Hem bir kardeşimiz, bir hadisin hükmüyle ve Mevlâna Halid'in (k.s.) hayatının dört cihetle bu biçare Said’in hayatıyla tevafuk etmesiyle “Risale-i Nur dahi Mevlâna Halid (k.s.) gibi bir müceddittir” diye beyanı, benim benliğime ve şahsıma ve şahsiyetime verilmiş. Halbuki ben, bütün arkadaşlarımı işhad ediyorum ki; ben, benlik peşinde koşmuyorum ve reddediyorum. Ve bana, şahsıma karşı ziyade hüsn-ü zan edenleri men’edip hatırlarını çok defa kırıyorum.

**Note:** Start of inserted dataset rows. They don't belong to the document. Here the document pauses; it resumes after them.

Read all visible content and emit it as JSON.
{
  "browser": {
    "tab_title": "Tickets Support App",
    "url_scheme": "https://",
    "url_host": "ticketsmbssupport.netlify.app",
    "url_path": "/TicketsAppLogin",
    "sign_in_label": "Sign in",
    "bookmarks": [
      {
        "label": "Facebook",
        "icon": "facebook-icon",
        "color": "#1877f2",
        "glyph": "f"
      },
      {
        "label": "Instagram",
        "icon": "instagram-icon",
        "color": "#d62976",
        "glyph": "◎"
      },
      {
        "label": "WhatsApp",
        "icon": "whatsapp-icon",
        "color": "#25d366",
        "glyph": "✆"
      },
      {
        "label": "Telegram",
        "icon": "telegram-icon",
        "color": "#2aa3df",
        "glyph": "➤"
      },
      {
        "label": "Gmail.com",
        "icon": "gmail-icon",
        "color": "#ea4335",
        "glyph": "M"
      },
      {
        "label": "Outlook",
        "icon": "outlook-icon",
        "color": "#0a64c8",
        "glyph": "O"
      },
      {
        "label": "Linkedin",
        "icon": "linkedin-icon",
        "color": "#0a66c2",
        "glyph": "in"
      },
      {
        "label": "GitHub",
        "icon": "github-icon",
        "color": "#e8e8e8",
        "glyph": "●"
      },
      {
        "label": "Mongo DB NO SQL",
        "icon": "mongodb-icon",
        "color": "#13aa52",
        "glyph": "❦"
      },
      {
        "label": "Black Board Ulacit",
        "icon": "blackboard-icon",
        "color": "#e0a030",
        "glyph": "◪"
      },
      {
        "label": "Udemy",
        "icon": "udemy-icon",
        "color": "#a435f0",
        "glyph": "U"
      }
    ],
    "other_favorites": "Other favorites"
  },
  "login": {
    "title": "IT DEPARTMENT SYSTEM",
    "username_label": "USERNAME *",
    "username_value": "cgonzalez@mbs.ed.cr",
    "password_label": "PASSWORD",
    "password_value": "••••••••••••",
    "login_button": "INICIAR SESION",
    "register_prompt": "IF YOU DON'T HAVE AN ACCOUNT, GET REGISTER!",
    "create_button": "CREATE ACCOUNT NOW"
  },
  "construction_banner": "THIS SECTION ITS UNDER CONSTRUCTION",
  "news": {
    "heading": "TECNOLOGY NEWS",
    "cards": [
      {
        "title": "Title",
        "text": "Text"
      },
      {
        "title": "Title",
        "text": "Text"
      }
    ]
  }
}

Teşekkürün bir tetimmesidir:
Muhterem ehl-i vukufun raporunda, medar-ı nazar olmuş ve itiraz edilmiş: “Risale-i Nur şakirdleri ehl-i cennet olacakları ve iman ile kabre girecekleri” cihetidir. Aşere-i mübeşşere'den başka şahsıyla ve ismiyle bu fazilete kimse yetişemez.” diye bir nevi itirazına karşı deriz: Bu meselede şahıs, ismiyle tayin edilmemiş, yalnız kuvvetli işaretlerle إِنَّ الْأَبْرَارَ لَفِي نَعِيمٍ gibi ayetlerin “iman ve amel-i salih sahibleri ehl-i cennettir” dedikleri misillü Risale-i Nur’un, şeytanları dahi susturan iman-ı tahkikîsini ders alan şakirdleri, iman ile kabre gireceklerine kuvvetli emarelerle hükmedilse, elbette medar-ı itiraz olamaz.
Hem o zatlar acelelik cihetiyle Risale-i Nur’a ait kerametleri bana isnad oluyor diye, medar-ı tenkid ederek demişler: “Bir veli keramet dava edemez.”